Situado em uma pequena cidade e na floresta próxima na zona rural da Geórgia, o ato de 90 minutos gira em torno de uma família de classe média baixa que luta para sobreviver sob circunstâncias adversas que vão do racismo aos riscos da “temporada de roubo”. A mãe solteira Peaches (Brianna Buckley) desistiu de seu sonho de se mudar para a Califórnia e trabalha duro no Krystal’s Cafe para sustentar seu filho de 9 anos, Big Man (Donovan Session), e sua filha de 16 anos, Pickle (Jazzy Rush), e para mantê-los seguros.
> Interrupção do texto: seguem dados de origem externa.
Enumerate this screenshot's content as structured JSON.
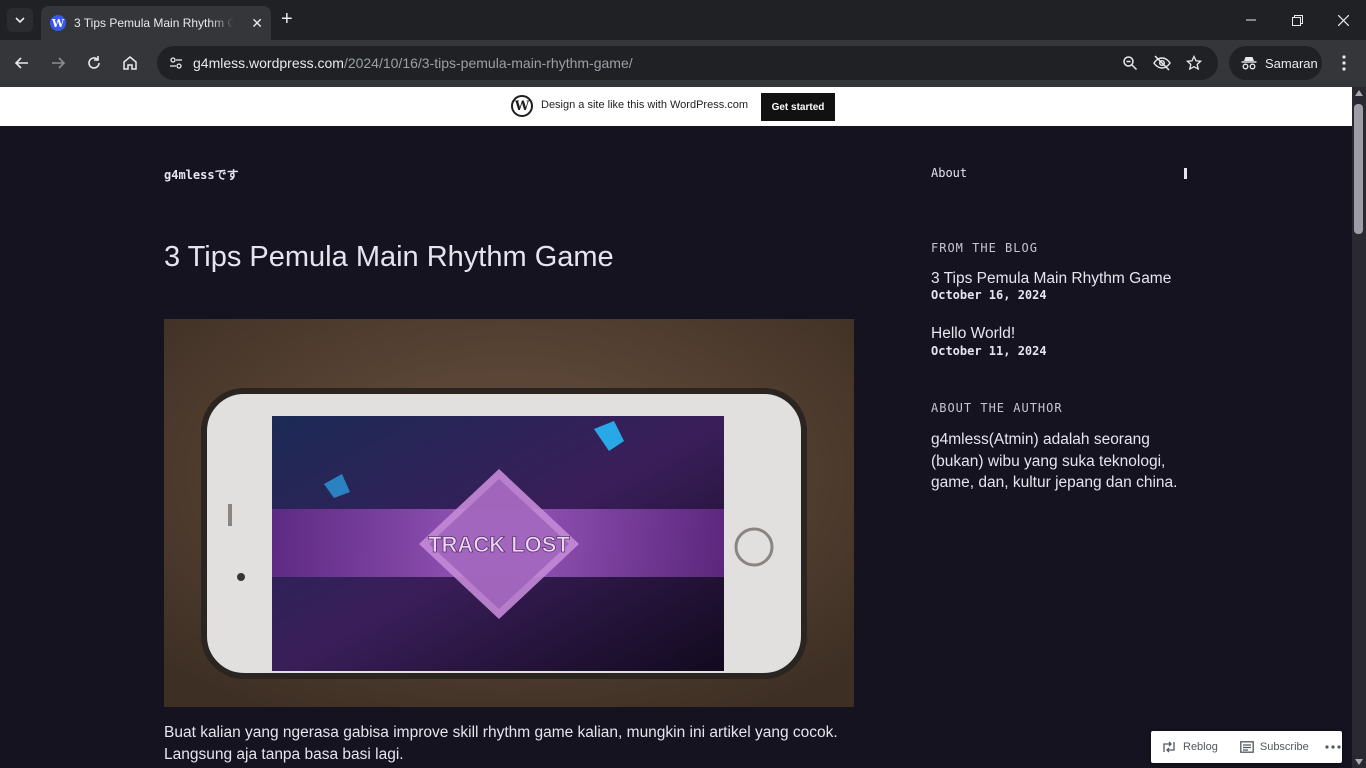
{
  "browser": {
    "tab_title": "3 Tips Pemula Main Rhythm Game",
    "url_host": "g4mless.wordpress.com",
    "url_path": "/2024/10/16/3-tips-pemula-main-rhythm-game/",
    "profile_label": "Samaran"
  },
  "wp_banner": {
    "text": "Design a site like this with WordPress.com",
    "button": "Get started"
  },
  "site": {
    "title": "g4mlessです",
    "nav_about": "About"
  },
  "post": {
    "title": "3 Tips Pemula Main Rhythm Game",
    "image_caption_text": "TRACK LOST",
    "excerpt": "Buat kalian yang ngerasa gabisa improve skill rhythm game kalian, mungkin ini artikel yang cocok. Langsung aja tanpa basa basi lagi."
  },
  "sidebar": {
    "from_blog_heading": "FROM THE BLOG",
    "posts": [
      {
        "title": "3 Tips Pemula Main Rhythm Game",
        "date": "October 16, 2024"
      },
      {
        "title": "Hello World!",
        "date": "October 11, 2024"
      }
    ],
    "about_author_heading": "ABOUT THE AUTHOR",
    "about_author_text": "g4mless(Atmin) adalah seorang (bukan) wibu yang suka teknologi, game, dan, kultur jepang dan china."
  },
  "actions": {
    "reblog": "Reblog",
    "subscribe": "Subscribe"
  },
  "colors": {
    "page_bg": "#15131f",
    "text": "#e6e4ee",
    "chrome_dark": "#202124",
    "chrome_toolbar": "#35363a"
  }
}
Em uma noite que oscila entre o super-real e o surreal, Pickle começa com um prólogo que é uma clássica história de fogueira. É sobre uma mulher escravizada chamada Odella que desapareceu em um riacho enquanto fugia após ter que deixar sua filha para trás. Agora seu fantasma, o Monstro Odella Creek, sequestra várias crianças anualmente e as leva para o fundo do riacho. E como indicam as atualizações de notícias transmitidas por uma televisão antiga na beira do palco, as autoridades prestam muito mais atenção quando as crianças sequestradas são brancas do que quando são negras.
Peaches acha que o culpado é humano e está determinada a evitar que seus filhos desapareçam. Pickle, que se irrita com as regras de sua mãe e está desesperada para escapar do ambiente, também está cética; no entanto, quando seu primo e “melhor amigo” Suga (Stephanie Mattos) afirma que o monstro está atrás dela e depois desaparece, os irmãos partem em uma missão pela floresta para descobrir o que aconteceu e descobrir mais camadas da história negra do sul e da história da família.
Embora Guest, infelizmente, deixe inexplorados detalhes horríveis e relevantes da história da família, as aventuras de Pickle e Big Man culminam em seu encontro com a primeira-dama digna de um filme B, Temple (Buckley), uma velha maluca empunhando uma espingarda que supostamente sobreviveu a um desentendimento com Odella, fala em enigmas e revela informações essenciais. Também podemos ver o carinho entre os irmãos, que de outra forma parecem brigar a maior parte do tempo.
Por outro lado, algumas cenas tornam-se repetitivas e, sob a direção sonora de Mikael Burke, há gritos demais, especialmente quando Pickle e Peaches estão brigando. Não fiquei nada convencido com a Session adulta interpretando uma criança de nove anos, mas geralmente as atuações são fortes. Rush se destaca como Pickle, um adolescente complicado, inteligente e envolvente que só quer poder ter uma vida.
Elementos de design astutos e quase cinematográficos incluem o cenário aparentemente simples de Sydney Lynne, o design de iluminação evocativo de Eric Watkins (usando efetivamente a escuridão também), os adereços de Mariah Bennett (muitos deles objetos domésticos comuns que aparecem quando necessário), o design de marionetes de Caitlin McLeod e o assustador som e música originais de Ethan Korvne.
Este ano parece ser um bom ano para shows voltados para o Halloween e, apesar de algumas deficiências, “Oak” pertence a essa lista.